David Brown wrote:
On Mon, Jun 02, 2008 at 01:26:24AM -0700, Andrew Lentvorski wrote:
The second issue is that dual licenses aren't quite as benign as
everybody seems to think. See:
http://cdsmith.wordpress.com/2008/05/06/why-licenses-dont-matter-and-why-they-do/
Basically, it boils down to the fact that the GPL places enough
restrictions on what you can do with software that the copyright
holder can effectively apply a shakedown that you will have to fight
if you touch non-open software anywhere in your use of the package.
The argument made there really doesn't have anything to do with the MySQL
being under a dual license, that's just them trying to confuse things.
Their claim is that a particular use might infringe in the GPL. They may
offer dual licensing as an extortion clause, but their recourse isn't any
different than it would be if they didn't offer the dual license.

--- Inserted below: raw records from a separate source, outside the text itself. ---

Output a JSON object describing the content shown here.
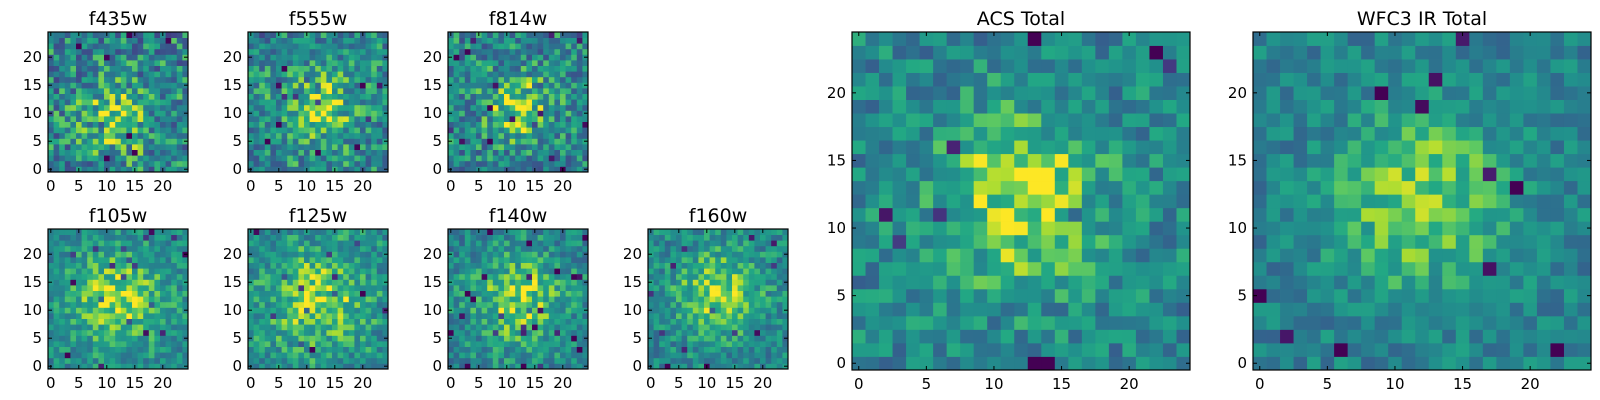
{
  "chart_data": [
    {
      "id": "f435w",
      "type": "heatmap",
      "title": "f435w",
      "grid_size": 25,
      "xlim": [
        0,
        24
      ],
      "ylim": [
        0,
        24
      ],
      "xticks": [
        0,
        5,
        10,
        15,
        20
      ],
      "yticks": [
        0,
        5,
        10,
        15,
        20
      ],
      "xtick_labels": [
        "0",
        "5",
        "10",
        "15",
        "20"
      ],
      "ytick_labels": [
        "0",
        "5",
        "10",
        "15",
        "20"
      ],
      "colormap": "viridis",
      "peak": [
        12,
        9
      ],
      "sigma": 4.5,
      "amplitude": 0.28,
      "base": 0.55,
      "noise": 0.3,
      "seed": 11
    },
    {
      "id": "f555w",
      "type": "heatmap",
      "title": "f555w",
      "grid_size": 25,
      "xlim": [
        0,
        24
      ],
      "ylim": [
        0,
        24
      ],
      "xticks": [
        0,
        5,
        10,
        15,
        20
      ],
      "yticks": [
        0,
        5,
        10,
        15,
        20
      ],
      "xtick_labels": [
        "0",
        "5",
        "10",
        "15",
        "20"
      ],
      "ytick_labels": [
        "0",
        "5",
        "10",
        "15",
        "20"
      ],
      "colormap": "viridis",
      "peak": [
        12,
        11
      ],
      "sigma": 4.5,
      "amplitude": 0.3,
      "base": 0.58,
      "noise": 0.26,
      "seed": 23
    },
    {
      "id": "f814w",
      "type": "heatmap",
      "title": "f814w",
      "grid_size": 25,
      "xlim": [
        0,
        24
      ],
      "ylim": [
        0,
        24
      ],
      "xticks": [
        0,
        5,
        10,
        15,
        20
      ],
      "yticks": [
        0,
        5,
        10,
        15,
        20
      ],
      "xtick_labels": [
        "0",
        "5",
        "10",
        "15",
        "20"
      ],
      "ytick_labels": [
        "0",
        "5",
        "10",
        "15",
        "20"
      ],
      "colormap": "viridis",
      "peak": [
        12,
        11
      ],
      "sigma": 4.0,
      "amplitude": 0.33,
      "base": 0.56,
      "noise": 0.27,
      "seed": 37
    },
    {
      "id": "f105w",
      "type": "heatmap",
      "title": "f105w",
      "grid_size": 25,
      "xlim": [
        0,
        24
      ],
      "ylim": [
        0,
        24
      ],
      "xticks": [
        0,
        5,
        10,
        15,
        20
      ],
      "yticks": [
        0,
        5,
        10,
        15,
        20
      ],
      "xtick_labels": [
        "0",
        "5",
        "10",
        "15",
        "20"
      ],
      "ytick_labels": [
        "0",
        "5",
        "10",
        "15",
        "20"
      ],
      "colormap": "viridis",
      "peak": [
        12,
        12
      ],
      "sigma": 6.0,
      "amplitude": 0.32,
      "base": 0.58,
      "noise": 0.18,
      "seed": 41
    },
    {
      "id": "f125w",
      "type": "heatmap",
      "title": "f125w",
      "grid_size": 25,
      "xlim": [
        0,
        24
      ],
      "ylim": [
        0,
        24
      ],
      "xticks": [
        0,
        5,
        10,
        15,
        20
      ],
      "yticks": [
        0,
        5,
        10,
        15,
        20
      ],
      "xtick_labels": [
        "0",
        "5",
        "10",
        "15",
        "20"
      ],
      "ytick_labels": [
        "0",
        "5",
        "10",
        "15",
        "20"
      ],
      "colormap": "viridis",
      "peak": [
        12,
        12
      ],
      "sigma": 6.0,
      "amplitude": 0.3,
      "base": 0.6,
      "noise": 0.2,
      "seed": 53
    },
    {
      "id": "f140w",
      "type": "heatmap",
      "title": "f140w",
      "grid_size": 25,
      "xlim": [
        0,
        24
      ],
      "ylim": [
        0,
        24
      ],
      "xticks": [
        0,
        5,
        10,
        15,
        20
      ],
      "yticks": [
        0,
        5,
        10,
        15,
        20
      ],
      "xtick_labels": [
        "0",
        "5",
        "10",
        "15",
        "20"
      ],
      "ytick_labels": [
        "0",
        "5",
        "10",
        "15",
        "20"
      ],
      "colormap": "viridis",
      "peak": [
        12,
        12
      ],
      "sigma": 5.5,
      "amplitude": 0.32,
      "base": 0.57,
      "noise": 0.2,
      "seed": 67
    },
    {
      "id": "f160w",
      "type": "heatmap",
      "title": "f160w",
      "grid_size": 25,
      "xlim": [
        0,
        24
      ],
      "ylim": [
        0,
        24
      ],
      "xticks": [
        0,
        5,
        10,
        15,
        20
      ],
      "yticks": [
        0,
        5,
        10,
        15,
        20
      ],
      "xtick_labels": [
        "0",
        "5",
        "10",
        "15",
        "20"
      ],
      "ytick_labels": [
        "0",
        "5",
        "10",
        "15",
        "20"
      ],
      "colormap": "viridis",
      "peak": [
        12,
        13
      ],
      "sigma": 5.0,
      "amplitude": 0.34,
      "base": 0.58,
      "noise": 0.19,
      "seed": 79
    },
    {
      "id": "acs-total",
      "type": "heatmap",
      "title": "ACS Total",
      "grid_size": 25,
      "xlim": [
        0,
        24
      ],
      "ylim": [
        0,
        24
      ],
      "xticks": [
        0,
        5,
        10,
        15,
        20
      ],
      "yticks": [
        0,
        5,
        10,
        15,
        20
      ],
      "xtick_labels": [
        "0",
        "5",
        "10",
        "15",
        "20"
      ],
      "ytick_labels": [
        "0",
        "5",
        "10",
        "15",
        "20"
      ],
      "colormap": "viridis",
      "peak": [
        12,
        12
      ],
      "sigma": 4.2,
      "amplitude": 0.38,
      "base": 0.57,
      "noise": 0.2,
      "seed": 97
    },
    {
      "id": "wfc3-ir-total",
      "type": "heatmap",
      "title": "WFC3 IR Total",
      "grid_size": 25,
      "xlim": [
        0,
        24
      ],
      "ylim": [
        0,
        24
      ],
      "xticks": [
        0,
        5,
        10,
        15,
        20
      ],
      "yticks": [
        0,
        5,
        10,
        15,
        20
      ],
      "xtick_labels": [
        "0",
        "5",
        "10",
        "15",
        "20"
      ],
      "ytick_labels": [
        "0",
        "5",
        "10",
        "15",
        "20"
      ],
      "colormap": "viridis",
      "peak": [
        12,
        12
      ],
      "sigma": 4.5,
      "amplitude": 0.36,
      "base": 0.55,
      "noise": 0.16,
      "seed": 113
    }
  ]
}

That is 100% true. However, a dual licensed codebase tends to have two
things that combine to make this a bigger threat:
1) A unified copyright holder since the business insists on a copyright
assignment. This means that you don't have a handful of contributors
who might get mad and pull their code if some project gets too nasty.

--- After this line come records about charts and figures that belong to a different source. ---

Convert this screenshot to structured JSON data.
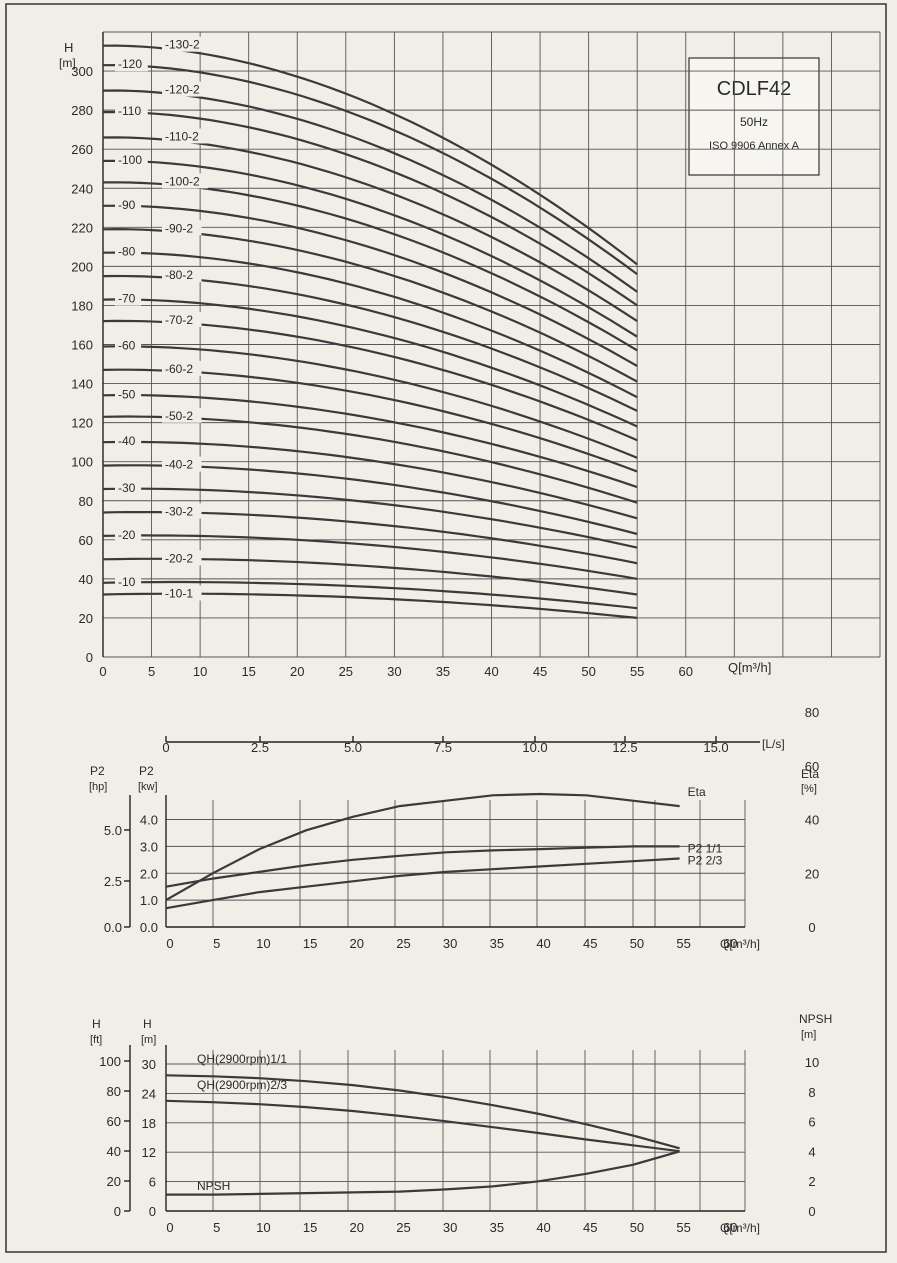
{
  "legend_box": {
    "model": "CDLF42",
    "frequency": "50Hz",
    "standard": "ISO 9906 Annex A"
  },
  "chart_data": [
    {
      "type": "line",
      "ylabel": "H",
      "yunit": "[m]",
      "xlabel": "Q[m³/h]",
      "xlim": [
        0,
        80
      ],
      "ylim": [
        0,
        320
      ],
      "x_ticks": [
        0,
        5,
        10,
        15,
        20,
        25,
        30,
        35,
        40,
        45,
        50,
        55,
        60
      ],
      "y_ticks": [
        0,
        20,
        40,
        60,
        80,
        100,
        120,
        140,
        160,
        180,
        200,
        220,
        240,
        260,
        280,
        300
      ],
      "series": [
        {
          "name": "-130-2",
          "x": [
            0,
            55
          ],
          "y": [
            313,
            201
          ]
        },
        {
          "name": "-120",
          "x": [
            0,
            55
          ],
          "y": [
            303,
            196
          ]
        },
        {
          "name": "-120-2",
          "x": [
            0,
            55
          ],
          "y": [
            290,
            187
          ]
        },
        {
          "name": "-110",
          "x": [
            0,
            55
          ],
          "y": [
            279,
            180
          ]
        },
        {
          "name": "-110-2",
          "x": [
            0,
            55
          ],
          "y": [
            266,
            172
          ]
        },
        {
          "name": "-100",
          "x": [
            0,
            55
          ],
          "y": [
            254,
            164
          ]
        },
        {
          "name": "-100-2",
          "x": [
            0,
            55
          ],
          "y": [
            243,
            157
          ]
        },
        {
          "name": "-90",
          "x": [
            0,
            55
          ],
          "y": [
            231,
            149
          ]
        },
        {
          "name": "-90-2",
          "x": [
            0,
            55
          ],
          "y": [
            219,
            141
          ]
        },
        {
          "name": "-80",
          "x": [
            0,
            55
          ],
          "y": [
            207,
            133
          ]
        },
        {
          "name": "-80-2",
          "x": [
            0,
            55
          ],
          "y": [
            195,
            126
          ]
        },
        {
          "name": "-70",
          "x": [
            0,
            55
          ],
          "y": [
            183,
            118
          ]
        },
        {
          "name": "-70-2",
          "x": [
            0,
            55
          ],
          "y": [
            172,
            111
          ]
        },
        {
          "name": "-60",
          "x": [
            0,
            55
          ],
          "y": [
            159,
            102
          ]
        },
        {
          "name": "-60-2",
          "x": [
            0,
            55
          ],
          "y": [
            147,
            95
          ]
        },
        {
          "name": "-50",
          "x": [
            0,
            55
          ],
          "y": [
            134,
            87
          ]
        },
        {
          "name": "-50-2",
          "x": [
            0,
            55
          ],
          "y": [
            123,
            79
          ]
        },
        {
          "name": "-40",
          "x": [
            0,
            55
          ],
          "y": [
            110,
            71
          ]
        },
        {
          "name": "-40-2",
          "x": [
            0,
            55
          ],
          "y": [
            98,
            63
          ]
        },
        {
          "name": "-30",
          "x": [
            0,
            55
          ],
          "y": [
            86,
            56
          ]
        },
        {
          "name": "-30-2",
          "x": [
            0,
            55
          ],
          "y": [
            74,
            48
          ]
        },
        {
          "name": "-20",
          "x": [
            0,
            55
          ],
          "y": [
            62,
            40
          ]
        },
        {
          "name": "-20-2",
          "x": [
            0,
            55
          ],
          "y": [
            50,
            32
          ]
        },
        {
          "name": "-10",
          "x": [
            0,
            55
          ],
          "y": [
            38,
            25
          ]
        },
        {
          "name": "-10-1",
          "x": [
            0,
            55
          ],
          "y": [
            32,
            20
          ]
        }
      ]
    },
    {
      "type": "line",
      "xlabel": "Q[m³/h]",
      "xlim": [
        0,
        62
      ],
      "x_ticks": [
        0,
        5,
        10,
        15,
        20,
        25,
        30,
        35,
        40,
        45,
        50,
        55,
        60
      ],
      "secondary_x": {
        "label": "[L/s]",
        "ticks": [
          "0",
          "2.5",
          "5.0",
          "7.5",
          "10.0",
          "12.5",
          "15.0"
        ]
      },
      "left_axes": [
        {
          "label": "P2",
          "unit": "[hp]",
          "ticks": [
            "0.0",
            "2.5",
            "5.0"
          ]
        },
        {
          "label": "P2",
          "unit": "[kw]",
          "ticks": [
            "0.0",
            "1.0",
            "2.0",
            "3.0",
            "4.0"
          ]
        }
      ],
      "right_axis": {
        "label": "Eta",
        "unit": "[%]",
        "ticks": [
          "0",
          "20",
          "40",
          "60",
          "80"
        ]
      },
      "ylim_kw": [
        0,
        4.5
      ],
      "ylim_pct": [
        0,
        90
      ],
      "series": [
        {
          "name": "Eta",
          "axis": "pct",
          "x": [
            0,
            5,
            10,
            15,
            20,
            25,
            30,
            35,
            40,
            45,
            50,
            55
          ],
          "y": [
            10,
            20,
            29,
            36,
            41,
            45,
            47,
            49,
            49.5,
            49,
            47,
            45
          ]
        },
        {
          "name": "P2 1/1",
          "axis": "kw",
          "x": [
            0,
            5,
            10,
            15,
            20,
            25,
            30,
            35,
            40,
            45,
            50,
            55
          ],
          "y": [
            1.5,
            1.8,
            2.05,
            2.3,
            2.5,
            2.65,
            2.78,
            2.85,
            2.9,
            2.95,
            3.0,
            3.0
          ]
        },
        {
          "name": "P2 2/3",
          "axis": "kw",
          "x": [
            0,
            5,
            10,
            15,
            20,
            25,
            30,
            35,
            40,
            45,
            50,
            55
          ],
          "y": [
            0.7,
            1.0,
            1.3,
            1.5,
            1.7,
            1.9,
            2.05,
            2.15,
            2.25,
            2.35,
            2.45,
            2.55
          ]
        }
      ]
    },
    {
      "type": "line",
      "xlabel": "Q[m³/h]",
      "xlim": [
        0,
        62
      ],
      "x_ticks": [
        0,
        5,
        10,
        15,
        20,
        25,
        30,
        35,
        40,
        45,
        50,
        55,
        60
      ],
      "left_axes": [
        {
          "label": "H",
          "unit": "[ft]",
          "ticks": [
            "0",
            "20",
            "40",
            "60",
            "80",
            "100"
          ]
        },
        {
          "label": "H",
          "unit": "[m]",
          "ticks": [
            "0",
            "6",
            "12",
            "18",
            "24",
            "30"
          ]
        }
      ],
      "right_axis": {
        "label": "NPSH",
        "unit": "[m]",
        "ticks": [
          "0",
          "2",
          "4",
          "6",
          "8",
          "10"
        ]
      },
      "ylim_m": [
        0,
        34
      ],
      "series": [
        {
          "name": "QH(2900rpm)1/1",
          "axis": "m",
          "x": [
            0,
            5,
            10,
            15,
            20,
            25,
            30,
            35,
            40,
            45,
            50,
            55
          ],
          "y": [
            27.7,
            27.5,
            27.1,
            26.5,
            25.7,
            24.6,
            23.2,
            21.6,
            19.8,
            17.7,
            15.4,
            12.8
          ]
        },
        {
          "name": "QH(2900rpm)2/3",
          "axis": "m",
          "x": [
            0,
            5,
            10,
            15,
            20,
            25,
            30,
            35,
            40,
            45,
            50,
            55
          ],
          "y": [
            22.5,
            22.2,
            21.8,
            21.2,
            20.4,
            19.4,
            18.3,
            17.1,
            15.9,
            14.6,
            13.4,
            12.2
          ]
        },
        {
          "name": "NPSH",
          "axis": "npsh",
          "x": [
            0,
            5,
            10,
            15,
            20,
            25,
            30,
            35,
            40,
            45,
            50,
            55
          ],
          "y": [
            1.1,
            1.1,
            1.15,
            1.2,
            1.25,
            1.3,
            1.45,
            1.65,
            2.0,
            2.5,
            3.1,
            4.0
          ]
        }
      ]
    }
  ]
}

2) Actual money behind a set of lawyers to come after you
The difference between the way the FSF enforces the GPL and a business
is that the FSF is probably not going to go after you if you try to play
mostly by the rules with maybe a bit of non-compliance. Whereas, the
business might be motivated to go after you for even trivial infractions
if it suits their business purposes.
It's kind of ironic that the LGPL which RMS so despises may turn out to
offer better freedom than the GPL since no businesses are interested in
a dual-license model when someone could just fork the code anyhow.